Mars's injunction request is not the cat's WHISKAS
The High Court of England and Wales has denied Mars UK Ltd's application for an interim injunction in a trademark infringement and passing off action against Burgess Group plc (unreported, July 26 2004). The court held that Burgess's use of (i) purple on its cat food packaging, and (ii) an advertising slogan similar to the one used by Mars for its WHISKAS-marked products did not constitute infringement or passing off.
WHISKAS-marked cat food products have a distinctive trade dress - a purple packaging that includes a picture of the face and paws of a silver-grey tabby cat next to the familiar WHISKAS logo and oval cat device. In addition, a famous slogan "Eight out of ten cats prefer it to their usual food" is often used in product advertising. Burgess has sold feed for animals, including dogs, for a number of years but introduced its first product for cats this year under the mark SUPA CAT. SUPA CAT products are sold in two-kilo bags from specialist pet shops, whereas WHISKAS-marked products are sold both in pet shops and supermarkets. SUPA CAT products are presented in purple packaging, with the word mark also depicted in an oval device. The slogan "Two out of three cats prefer new Burgess SUPA CAT" is a prominent feature of the advertising campaign and clearly played heavily on the WHISKAS slogan.
Mars contended that, pursuant to Section 10(3) of the Trademarks Act 1994, the SUPA CAT mark and device infringed the reputable WHISKAS mark and device by taking advantage of its distinctive character. In addition, it maintained that Burgess was passing off its SUPA CAT products as being associated with WHISKAS.

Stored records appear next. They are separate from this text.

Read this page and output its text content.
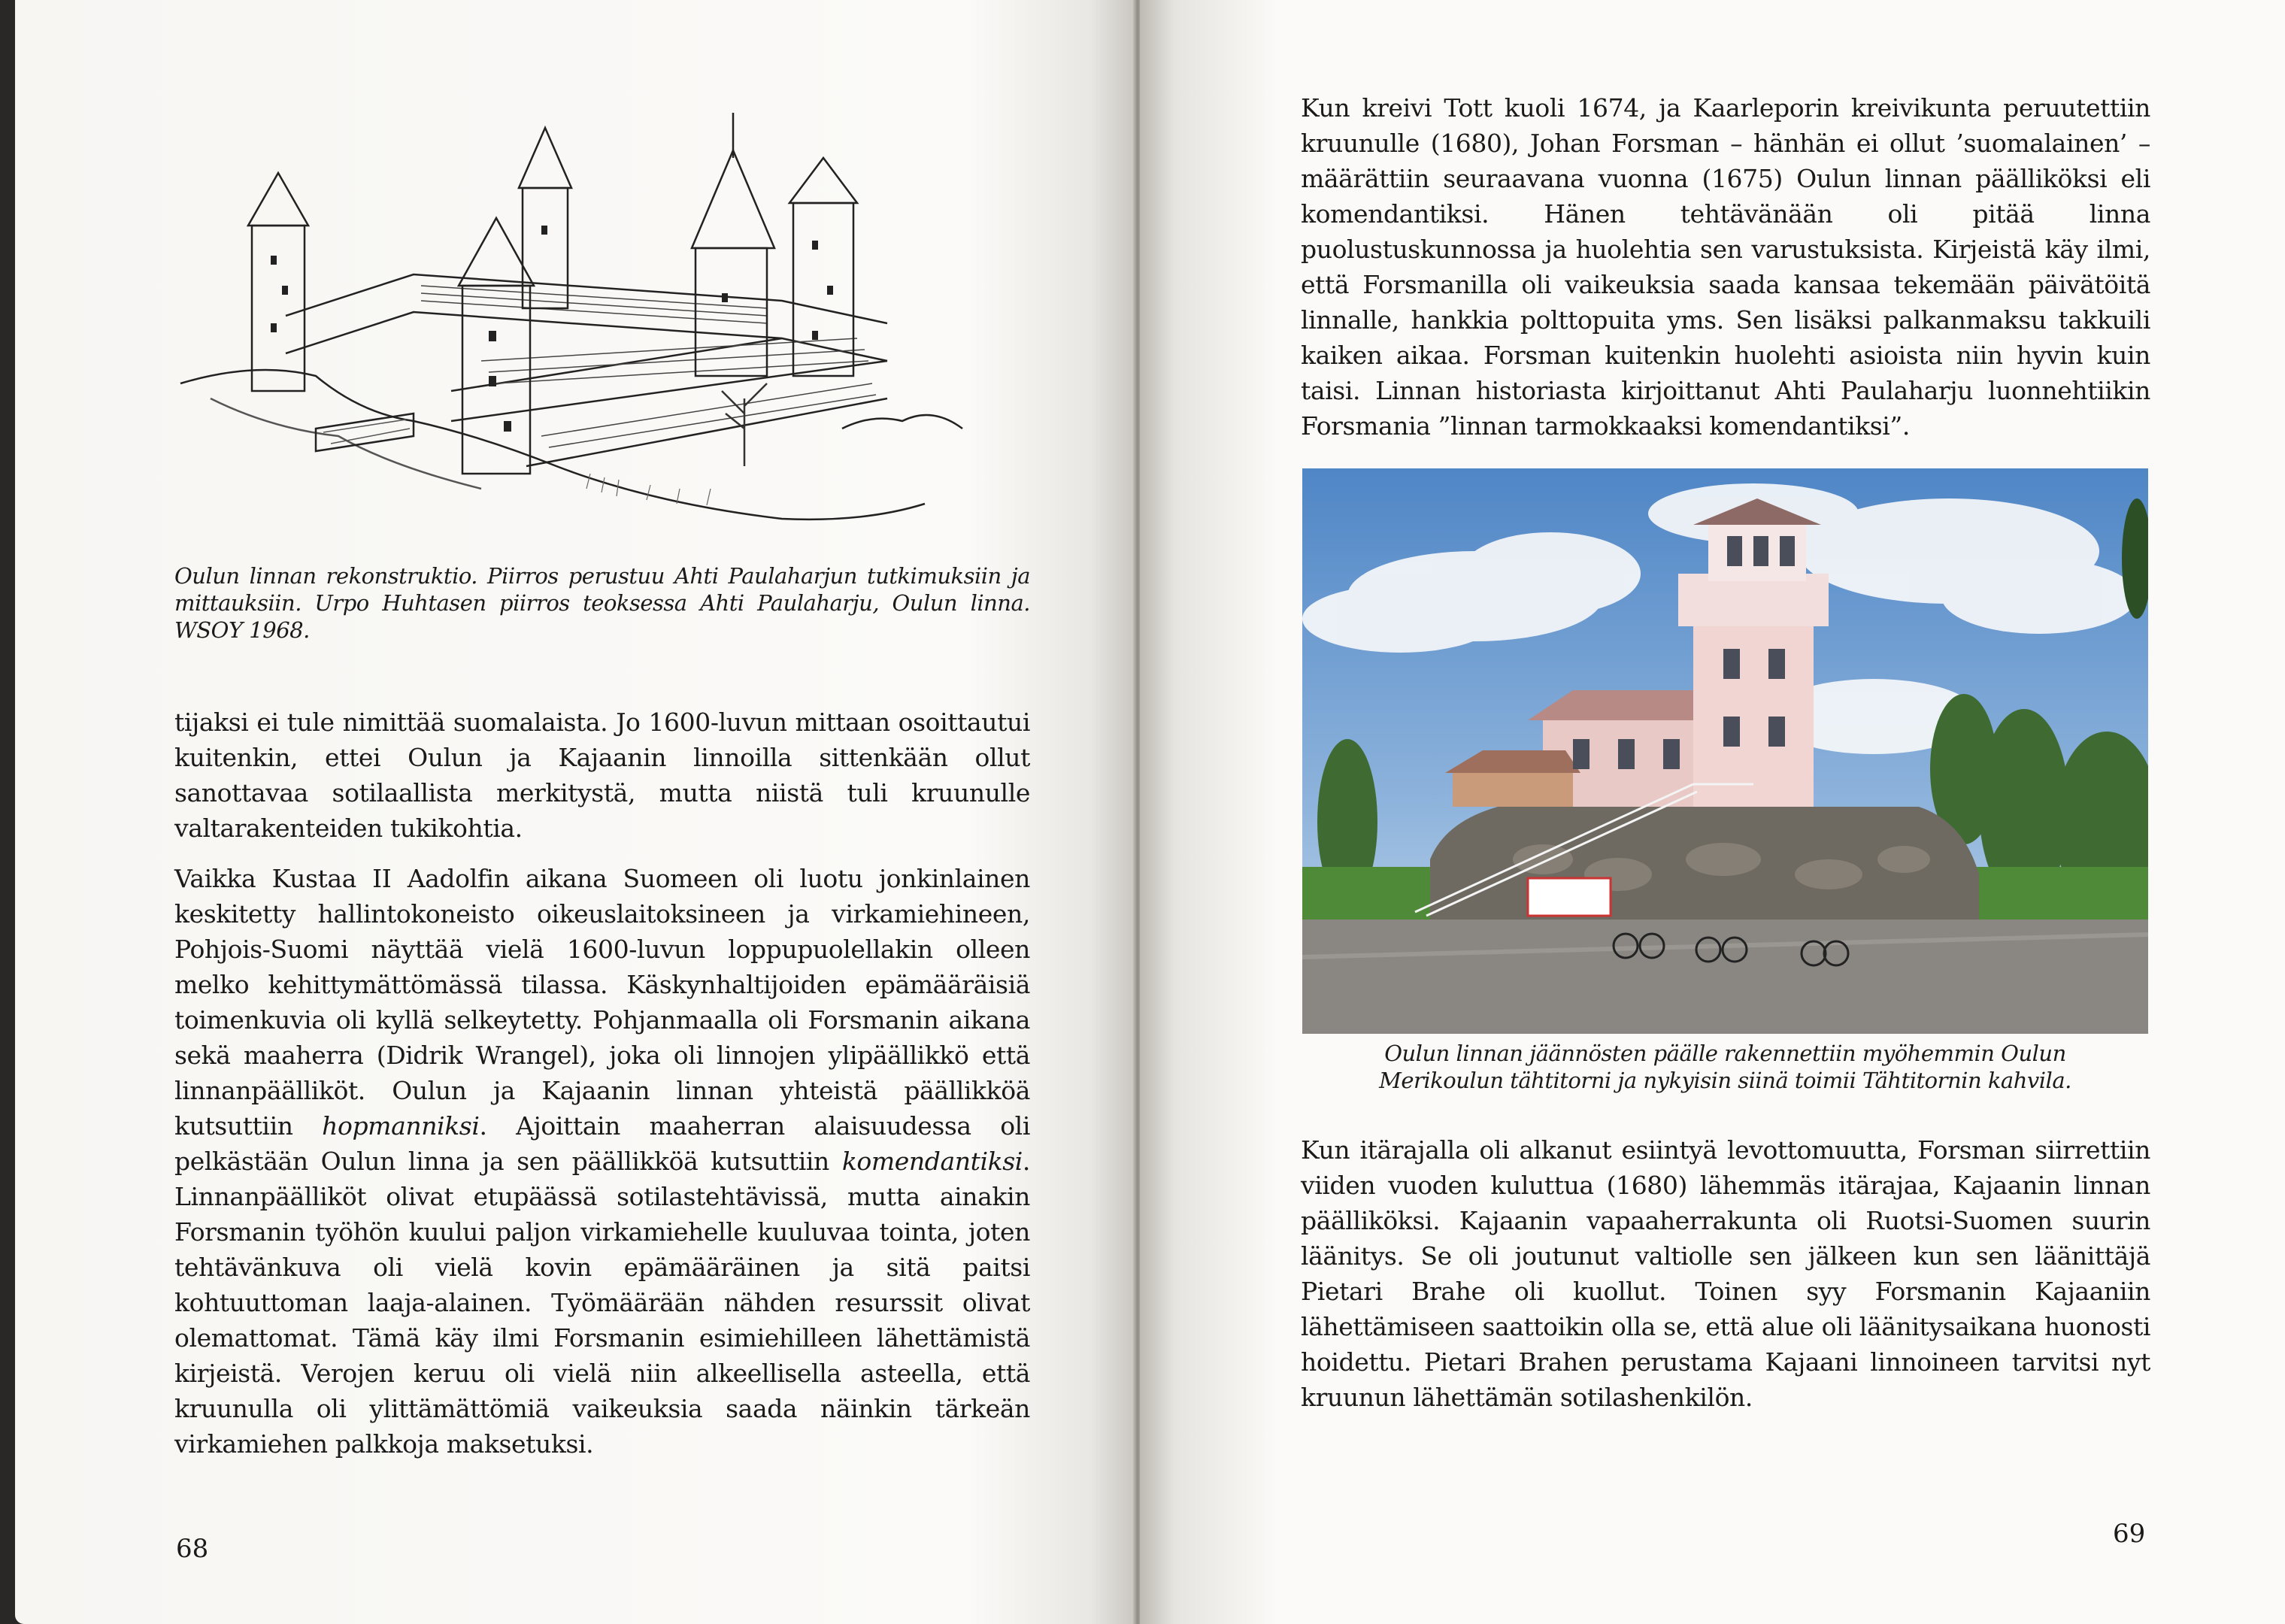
Oulun linnan rekonstruktio. Piirros perustuu Ahti Paulaharjun tutkimuksiin ja mittauksiin. Urpo Huhtasen piirros teoksessa Ahti Paulaharju, Oulun linna. WSOY 1968.

tijaksi ei tule nimittää suomalaista. Jo 1600-luvun mittaan osoittautui kuitenkin, ettei Oulun ja Kajaanin linnoilla sittenkään ollut sanottavaa sotilaallista merkitystä, mutta niistä tuli kruunulle valtarakenteiden tukikohtia.

Vaikka Kustaa II Aadolfin aikana Suomeen oli luotu jonkinlainen keskitetty hallintokoneisto oikeuslaitoksineen ja virkamiehineen, Pohjois-Suomi näyttää vielä 1600-luvun loppupuolellakin olleen melko kehittymättömässä tilassa. Käskynhaltijoiden epämääräisiä toimenkuvia oli kyllä selkeytetty. Pohjanmaalla oli Forsmanin aikana sekä maaherra (Didrik Wrangel), joka oli linnojen ylipäällikkö että linnanpäälliköt. Oulun ja Kajaanin linnan yhteistä päällikköä kutsuttiin hopmanniksi. Ajoittain maaherran alaisuudessa oli pelkästään Oulun linna ja sen päällikköä kutsuttiin komendantiksi. Linnanpäälliköt olivat etupäässä sotilastehtävissä, mutta ainakin Forsmanin työhön kuului paljon virkamiehelle kuuluvaa tointa, joten tehtävänkuva oli vielä kovin epämääräinen ja sitä paitsi kohtuuttoman laaja-alainen. Työmäärään nähden resurssit olivat olemattomat. Tämä käy ilmi Forsmanin esimiehilleen lähettämistä kirjeistä. Verojen keruu oli vielä niin alkeellisella asteella, että kruunulla oli ylittämättömiä vaikeuksia saada näinkin tärkeän virkamiehen palkkoja maksetuksi.

68

Kun kreivi Tott kuoli 1674, ja Kaarleporin kreivikunta peruutettiin kruunulle (1680), Johan Forsman – hänhän ei ollut ’suomalainen’ – määrättiin seuraavana vuonna (1675) Oulun linnan päälliköksi eli komendantiksi. Hänen tehtävänään oli pitää linna puolustuskunnossa ja huolehtia sen varustuksista. Kirjeistä käy ilmi, että Forsmanilla oli vaikeuksia saada kansaa tekemään päivätöitä linnalle, hankkia polttopuita yms. Sen lisäksi palkanmaksu takkuili kaiken aikaa. Forsman kuitenkin huolehti asioista niin hyvin kuin taisi. Linnan historiasta kirjoittanut Ahti Paulaharju luonnehtiikin Forsmania ”linnan tarmokkaaksi komendantiksi”.

Oulun linnan jäännösten päälle rakennettiin myöhemmin Oulun
Merikoulun tähtitorni ja nykyisin siinä toimii Tähtitornin kahvila.

Kun itärajalla oli alkanut esiintyä levottomuutta, Forsman siirrettiin viiden vuoden kuluttua (1680) lähemmäs itärajaa, Kajaanin linnan päälliköksi. Kajaanin vapaaherrakunta oli Ruotsi-Suomen suurin läänitys. Se oli joutunut valtiolle sen jälkeen kun sen läänittäjä Pietari Brahe oli kuollut. Toinen syy Forsmanin Kajaaniin lähettämiseen saattoikin olla se, että alue oli läänitysaikana huonosti hoidettu. Pietari Brahen perustama Kajaani linnoineen tarvitsi nyt kruunun lähettämän sotilashenkilön.

69
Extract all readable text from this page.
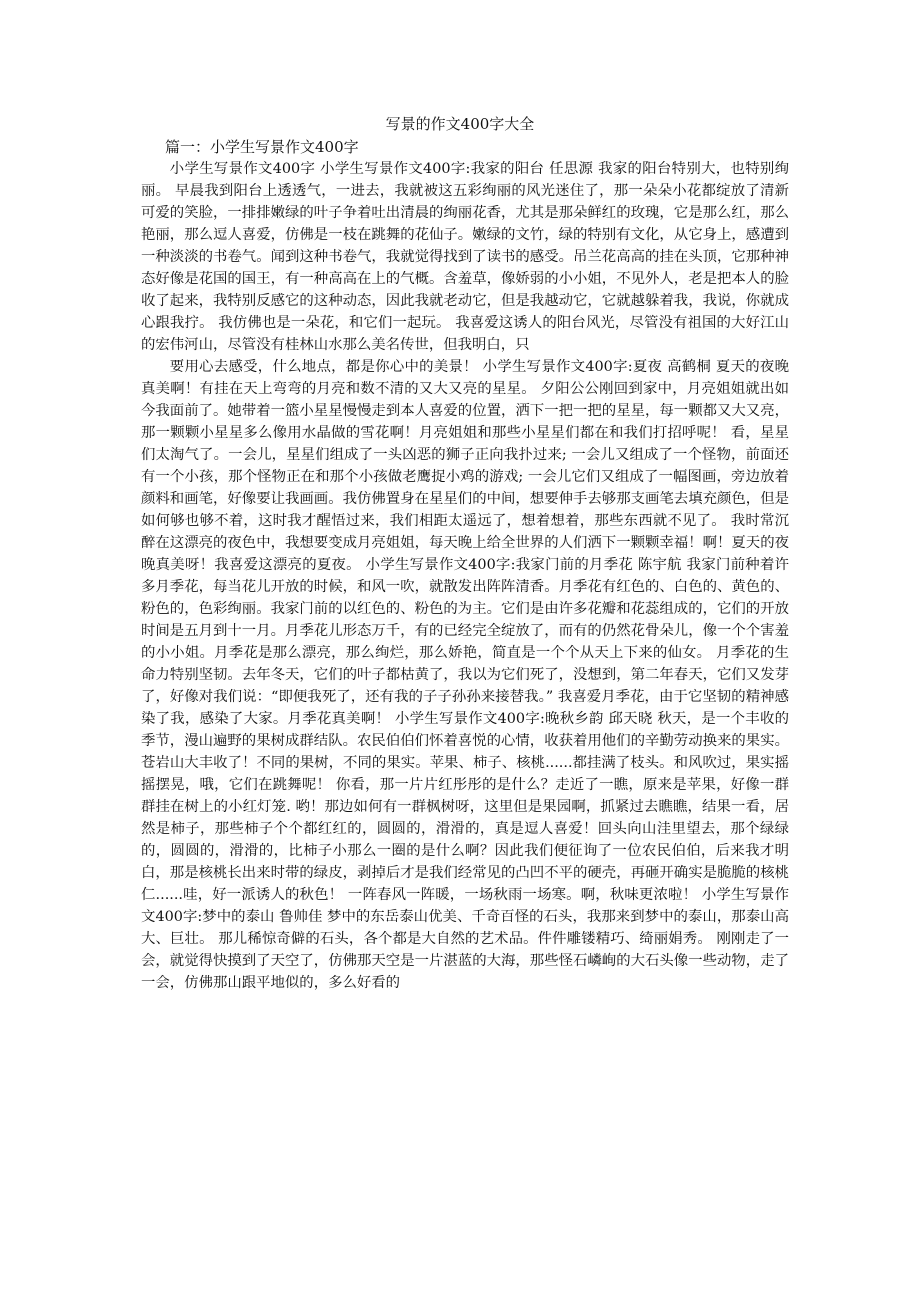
写景的作文400字大全

篇一：小学生写景作文400字

小学生写景作文400字 小学生写景作文400字:我家的阳台 任思源 我家的阳台特别大，也特别绚丽。 早晨我到阳台上透透气，一进去，我就被这五彩绚丽的风光迷住了，那一朵朵小花都绽放了清新可爱的笑脸，一排排嫩绿的叶子争着吐出清晨的绚丽花香，尤其是那朵鲜红的玫瑰，它是那么红，那么艳丽，那么逗人喜爱，仿佛是一枝在跳舞的花仙子。嫩绿的文竹，绿的特别有文化，从它身上，感遭到一种淡淡的书卷气。闻到这种书卷气，我就觉得找到了读书的感受。吊兰花高高的挂在头顶，它那种神态好像是花国的国王，有一种高高在上的气概。含羞草，像娇弱的小小姐，不见外人，老是把本人的脸收了起来，我特别反感它的这种动态，因此我就老动它，但是我越动它，它就越躲着我，我说，你就成心跟我拧。 我仿佛也是一朵花，和它们一起玩。 我喜爱这诱人的阳台风光，尽管没有祖国的大好江山的宏伟河山，尽管没有桂林山水那么美名传世，但我明白，只

要用心去感受，什么地点，都是你心中的美景！ 小学生写景作文400字:夏夜 高鹤桐 夏天的夜晚真美啊！有挂在天上弯弯的月亮和数不清的又大又亮的星星。 夕阳公公刚回到家中，月亮姐姐就出如今我面前了。她带着一篮小星星慢慢走到本人喜爱的位置，洒下一把一把的星星，每一颗都又大又亮，那一颗颗小星星多么像用水晶做的雪花啊！月亮姐姐和那些小星星们都在和我们打招呼呢！ 看，星星们太淘气了。一会儿，星星们组成了一头凶恶的狮子正向我扑过来; 一会儿又组成了一个怪物，前面还有一个小孩，那个怪物正在和那个小孩做老鹰捉小鸡的游戏; 一会儿它们又组成了一幅图画，旁边放着颜料和画笔，好像要让我画画。我仿佛置身在星星们的中间，想要伸手去够那支画笔去填充颜色，但是如何够也够不着，这时我才醒悟过来，我们相距太遥远了，想着想着，那些东西就不见了。 我时常沉醉在这漂亮的夜色中，我想要变成月亮姐姐，每天晚上给全世界的人们洒下一颗颗幸福！啊！夏天的夜晚真美呀！我喜爱这漂亮的夏夜。 小学生写景作文400字:我家门前的月季花 陈宇航 我家门前种着许多月季花，每当花儿开放的时候，和风一吹，就散发出阵阵清香。月季花有红色的、白色的、黄色的、粉色的，色彩绚丽。我家门前的以红色的、粉色的为主。它们是由许多花瓣和花蕊组成的，它们的开放时间是五月到十一月。月季花儿形态万千，有的已经完全绽放了，而有的仍然花骨朵儿，像一个个害羞的小小姐。月季花是那么漂亮，那么绚烂，那么娇艳，简直是一个个从天上下来的仙女。 月季花的生命力特别坚韧。去年冬天，它们的叶子都枯黄了，我以为它们死了，没想到，第二年春天，它们又发芽了，好像对我们说：“即便我死了，还有我的子子孙孙来接替我。” 我喜爱月季花，由于它坚韧的精神感染了我，感染了大家。月季花真美啊！ 小学生写景作文400字:晚秋乡韵 邱天晓 秋天，是一个丰收的季节，漫山遍野的果树成群结队。农民伯伯们怀着喜悦的心情，收获着用他们的辛勤劳动换来的果实。 苍岩山大丰收了！不同的果树，不同的果实。苹果、柿子、核桃......都挂满了枝头。和风吹过，果实摇摇摆晃，哦，它们在跳舞呢！ 你看，那一片片红彤彤的是什么？走近了一瞧，原来是苹果，好像一群群挂在树上的小红灯笼. 哟！那边如何有一群枫树呀，这里但是果园啊，抓紧过去瞧瞧，结果一看，居然是柿子，那些柿子个个都红红的，圆圆的，滑滑的，真是逗人喜爱！回头向山洼里望去，那个绿绿的，圆圆的，滑滑的，比柿子小那么一圈的是什么啊？因此我们便征询了一位农民伯伯，后来我才明白，那是核桃长出来时带的绿皮，剥掉后才是我们经常见的凸凹不平的硬壳，再砸开确实是脆脆的核桃仁......哇，好一派诱人的秋色！ 一阵春风一阵暖，一场秋雨一场寒。啊，秋味更浓啦！ 小学生写景作文400字:梦中的泰山 鲁帅佳 梦中的东岳泰山优美、千奇百怪的石头，我那来到梦中的泰山，那泰山高大、巨壮。 那儿稀惊奇僻的石头，各个都是大自然的艺术品。件件雕镂精巧、绮丽娟秀。 刚刚走了一会，就觉得快摸到了天空了，仿佛那天空是一片湛蓝的大海，那些怪石嶙峋的大石头像一些动物，走了一会，仿佛那山跟平地似的，多么好看的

Justice Lloyd refused to grant an interim injunction based on passing off. He considered that the slogan could not be taken to indicate an association between SUPA CAT and WHISKAS, as it mentioned the actual product by name. Rather, he thought that this indicated intent to distinguish the two products. Furthermore, he remarked that Mars had not shown a seriously arguable case that the SUPA CAT packaging would lead shoppers to believe that the two undertakings were connected. He pointed out that the Whiskas-branded products sell predominantly by their name, and in this respect the Burgess product was clearly differentiated. Consequently, despite some "superficial similarities" between the products' packaging, the average consumer, being reasonably alert and possessing good eyesight, would not confuse the two products nor conclude that some commercial association existed between them.
Lloyd also denied Mars's application for an injunction to restrain the alleged trademark infringement. In order to establish infringement under Section 10(3), a mark owner must prove that the mark has a reputation. Mars had not yet successfully registered the colour purple, although an application had been submitted, and since there was no suggestion that the WHISKAS word mark had been infringed, the argument concerned the silver-grey tabby cat and oval cat device. Lloyd indicated that Mars had not established that these devices had a reputation and had therefore not made an arguable case for infringement. As such, there was no need to consider other tests of infringement under Section 10(3).